Мальчик, Который Выжил (СИ) - Володин Григорий Григорьевич - Страница 17
- Предыдущая
- 17/57
- Следующая
«Ну наглая!» — подумал я, а потом недолго думая хлопнул её по морде.
Змейка застыла. Её движения прекратились так резко, будто она задумалась. Каменные чешуйки слегка дрогнули, и в её взгляде, казалось, появилась смесь недоумения и… оскорблённого достоинства.
— Ну что, не ожидала? — сказал я мысленно, глядя ей прямо в глаза.
Мама начала смеяться, наблюдая за нашей странным знакомством.
— Славик, как ты грубо её, — произнесла она сквозь смех, вытирая выступившие от веселья слёзы. — Она не привыкла же к такому обращению.
Я лишь поднял бровь и хмыкнул. Ну, что поделать, это у меня привычка — показывать всем их место.

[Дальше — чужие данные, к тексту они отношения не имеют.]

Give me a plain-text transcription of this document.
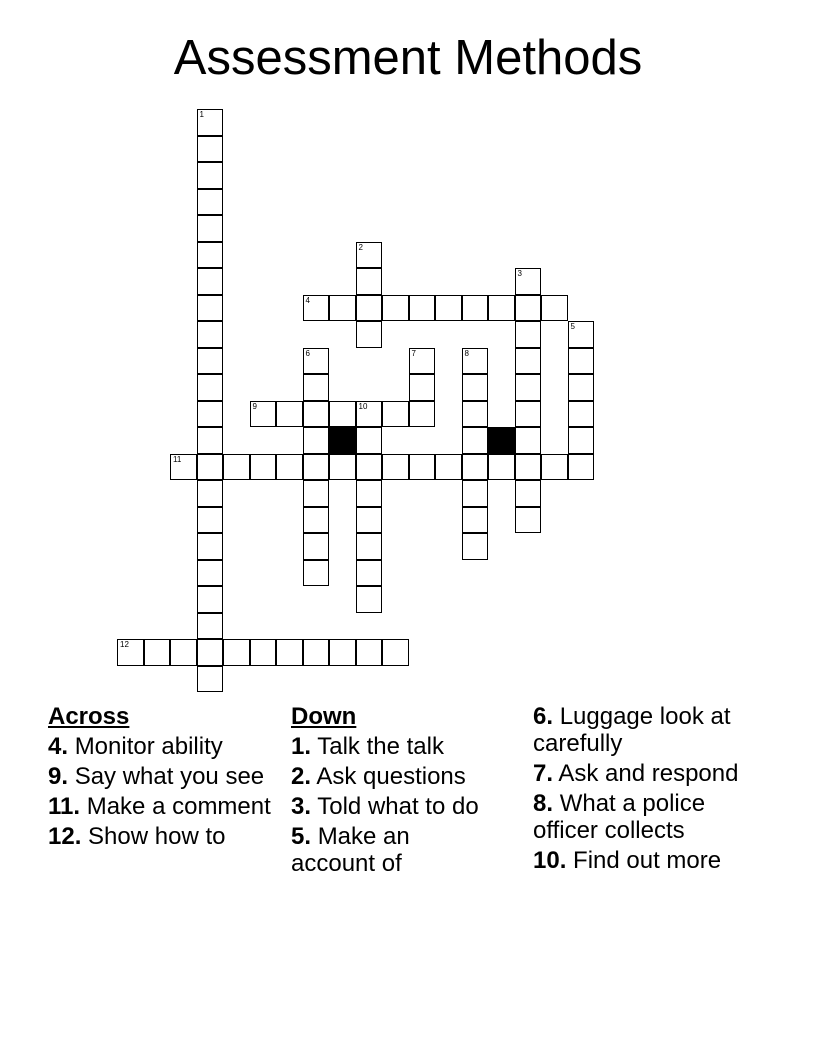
Assessment Methods
1
2
3
4
5
6	7	8
9	10
11
12
Across
4. Monitor ability
9. Say what you see
11. Make a comment
12. Show how to
Down
1. Talk the talk
2. Ask questions
3. Told what to do
5. Make an account of
6. Luggage look at carefully
7. Ask and respond
8. What a police officer collects
10. Find out more
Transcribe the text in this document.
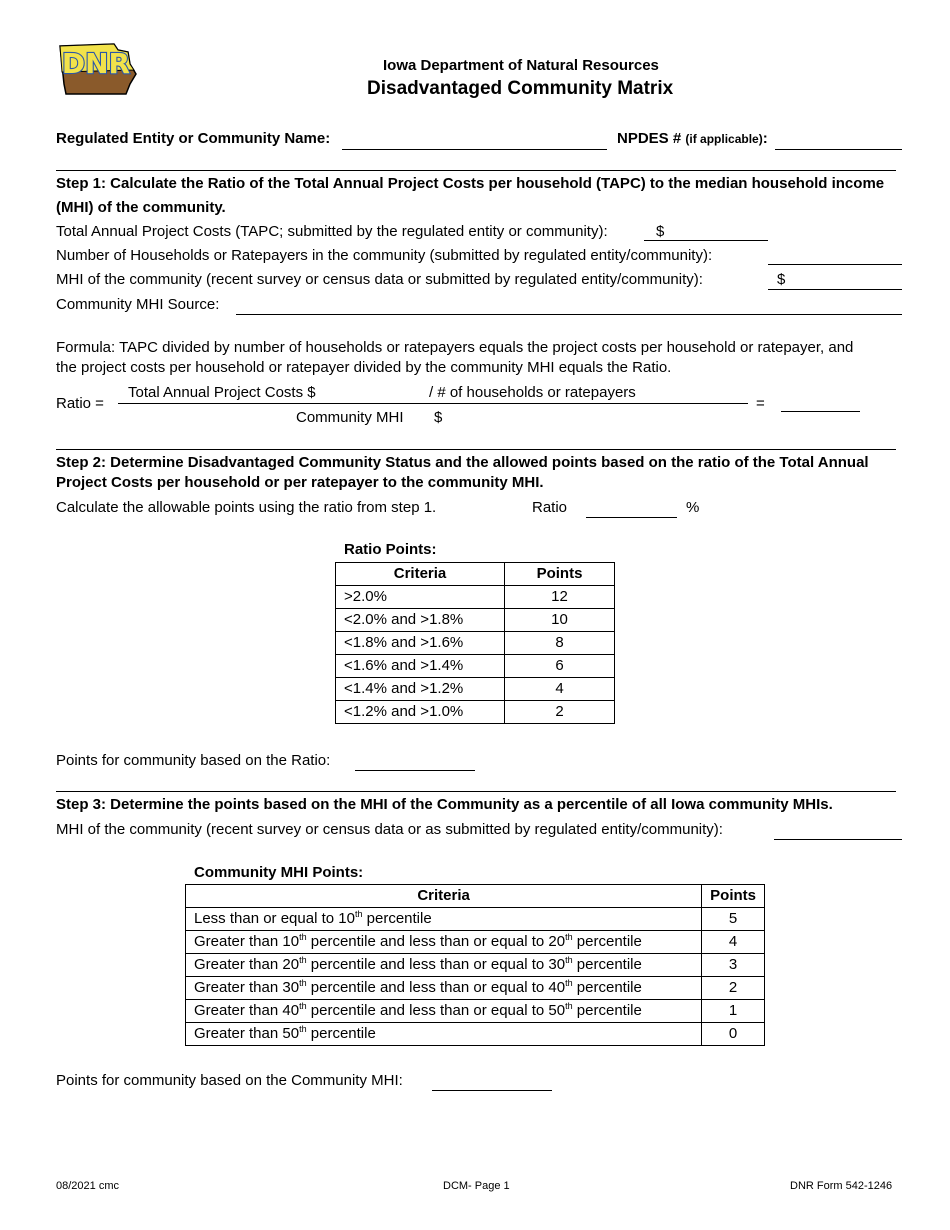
DNR	Iowa Department of Natural Resources
Disadvantaged Community Matrix
Regulated Entity or Community Name:	NPDES # (if applicable):
Step 1: Calculate the Ratio of the Total Annual Project Costs per household (TAPC) to the median household income
(MHI) of the community.
Total Annual Project Costs (TAPC; submitted by the regulated entity or community):	$
Number of Households or Ratepayers in the community (submitted by regulated entity/community):
MHI of the community (recent survey or census data or submitted by regulated entity/community):	$
Community MHI Source:
Formula: TAPC divided by number of households or ratepayers equals the project costs per household or ratepayer, and
the project costs per household or ratepayer divided by the community MHI equals the Ratio.
Ratio =
Total Annual Project Costs $	/ # of households or ratepayers
Community MHI $
=
Step 2: Determine Disadvantaged Community Status and the allowed points based on the ratio of the Total Annual
Project Costs per household or per ratepayer to the community MHI.
Calculate the allowable points using the ratio from step 1.	Ratio	%
Ratio Points:
Criteria	Points
>2.0%	12
<2.0% and >1.8%	10
<1.8% and >1.6%	8
<1.6% and >1.4%	6
<1.4% and >1.2%	4
<1.2% and >1.0%	2
Points for community based on the Ratio:
Step 3: Determine the points based on the MHI of the Community as a percentile of all Iowa community MHIs.
MHI of the community (recent survey or census data or as submitted by regulated entity/community):
Community MHI Points:
Criteria	Points
Less than or equal to 10th percentile	5
Greater than 10th percentile and less than or equal to 20th percentile	4
Greater than 20th percentile and less than or equal to 30th percentile	3
Greater than 30th percentile and less than or equal to 40th percentile	2
Greater than 40th percentile and less than or equal to 50th percentile	1
Greater than 50th percentile	0
Points for community based on the Community MHI:
08/2021 cmc	DCM- Page 1	DNR Form 542-1246
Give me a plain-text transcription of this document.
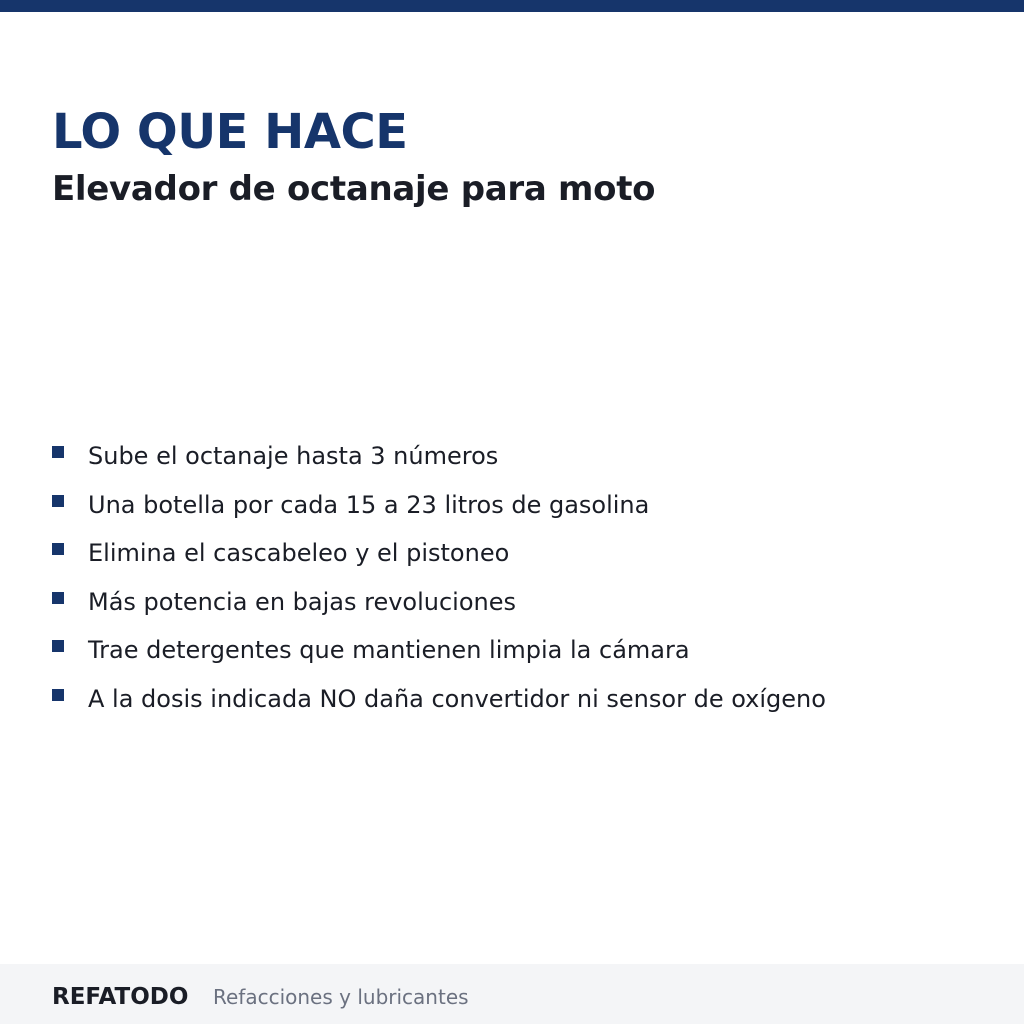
LO QUE HACE
Elevador de octanaje para moto
Sube el octanaje hasta 3 números
Una botella por cada 15 a 23 litros de gasolina
Elimina el cascabeleo y el pistoneo
Más potencia en bajas revoluciones
Trae detergentes que mantienen limpia la cámara
A la dosis indicada NO daña convertidor ni sensor de oxígeno
REFATODO Refacciones y lubricantes
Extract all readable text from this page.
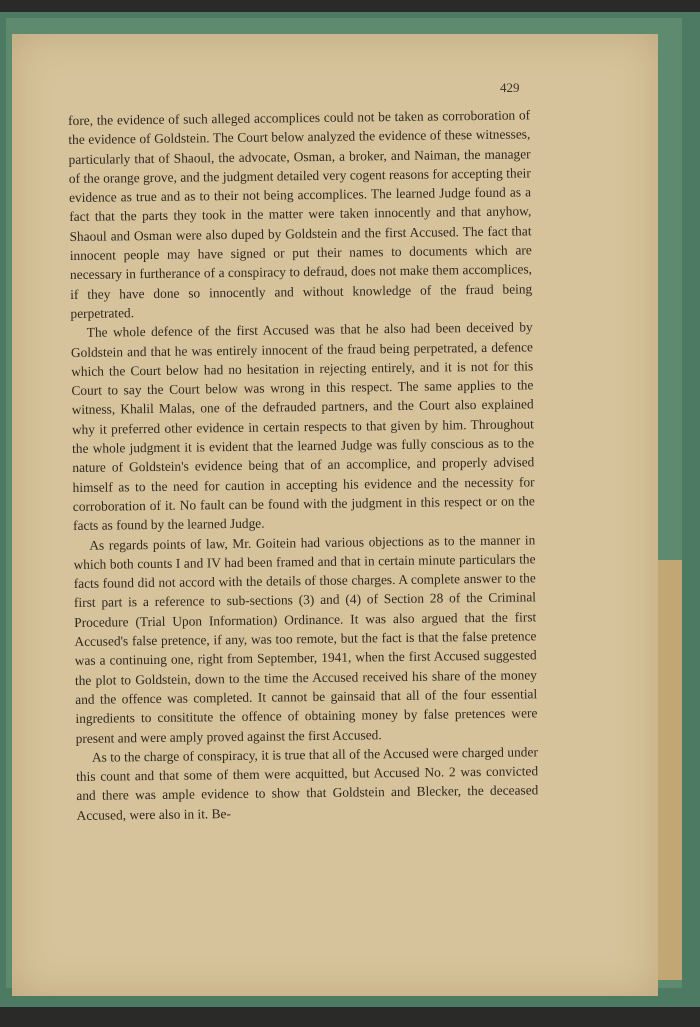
429

fore, the evidence of such alleged accomplices could not be taken as corroboration of the evidence of Goldstein. The Court below analyzed the evidence of these witnesses, particularly that of Shaoul, the advocate, Osman, a broker, and Naiman, the manager of the orange grove, and the judgment detailed very cogent reasons for accepting their evidence as true and as to their not being accomplices. The learned Judge found as a fact that the parts they took in the matter were taken innocently and that anyhow, Shaoul and Osman were also duped by Goldstein and the first Accused. The fact that innocent people may have signed or put their names to documents which are necessary in furtherance of a conspiracy to defraud, does not make them accomplices, if they have done so innocently and without knowledge of the fraud being perpetrated.

The whole defence of the first Accused was that he also had been deceived by Goldstein and that he was entirely innocent of the fraud being perpetrated, a defence which the Court below had no hesitation in rejecting entirely, and it is not for this Court to say the Court below was wrong in this respect. The same applies to the witness, Khalil Malas, one of the defrauded partners, and the Court also explained why it preferred other evidence in certain respects to that given by him. Throughout the whole judgment it is evident that the learned Judge was fully conscious as to the nature of Goldstein's evidence being that of an accomplice, and properly advised himself as to the need for caution in accepting his evidence and the necessity for corroboration of it. No fault can be found with the judgment in this respect or on the facts as found by the learned Judge.

As regards points of law, Mr. Goitein had various objections as to the manner in which both counts I and IV had been framed and that in certain minute particulars the facts found did not accord with the details of those charges. A complete answer to the first part is a reference to sub-sections (3) and (4) of Section 28 of the Criminal Procedure (Trial Upon Information) Ordinance. It was also argued that the first Accused's false pretence, if any, was too remote, but the fact is that the false pretence was a continuing one, right from September, 1941, when the first Accused suggested the plot to Goldstein, down to the time the Accused received his share of the money and the offence was completed. It cannot be gainsaid that all of the four essential ingredients to consititute the offence of obtaining money by false pretences were present and were amply proved against the first Accused.

As to the charge of conspiracy, it is true that all of the Accused were charged under this count and that some of them were acquitted, but Accused No. 2 was convicted and there was ample evidence to show that Goldstein and Blecker, the deceased Accused, were also in it. Be-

Гера отползла в сторону, и мы на время о ней забыли. Мама увлечённо показывала мне разные алхимические штуки: порошок-катализатор, согревающие камни, стабилизирующие кристаллы и флаконы с застывшими в них зельями, которые при нагреве восстанавливали жидкую форму. Были там и концентраты зелий в крошечных капсулах, которые можно было добавить в воду, и они тут же превращались в готовый спортпит для роста ядра. В кашку мне уже его добавляют, как сказала мама.
Мне было интересно — такие вещи явно могут пригодиться в разрушении.
Но вдруг раздаётся тихое шипение.
Ну надоедливая же змеюка!
Мы с мамой одновременно оборачиваемся. Мама замирает, её глаза расширяются от удивления.
— Ого, Слава! — восхищённо восклицает она. — Так ты ей понравился!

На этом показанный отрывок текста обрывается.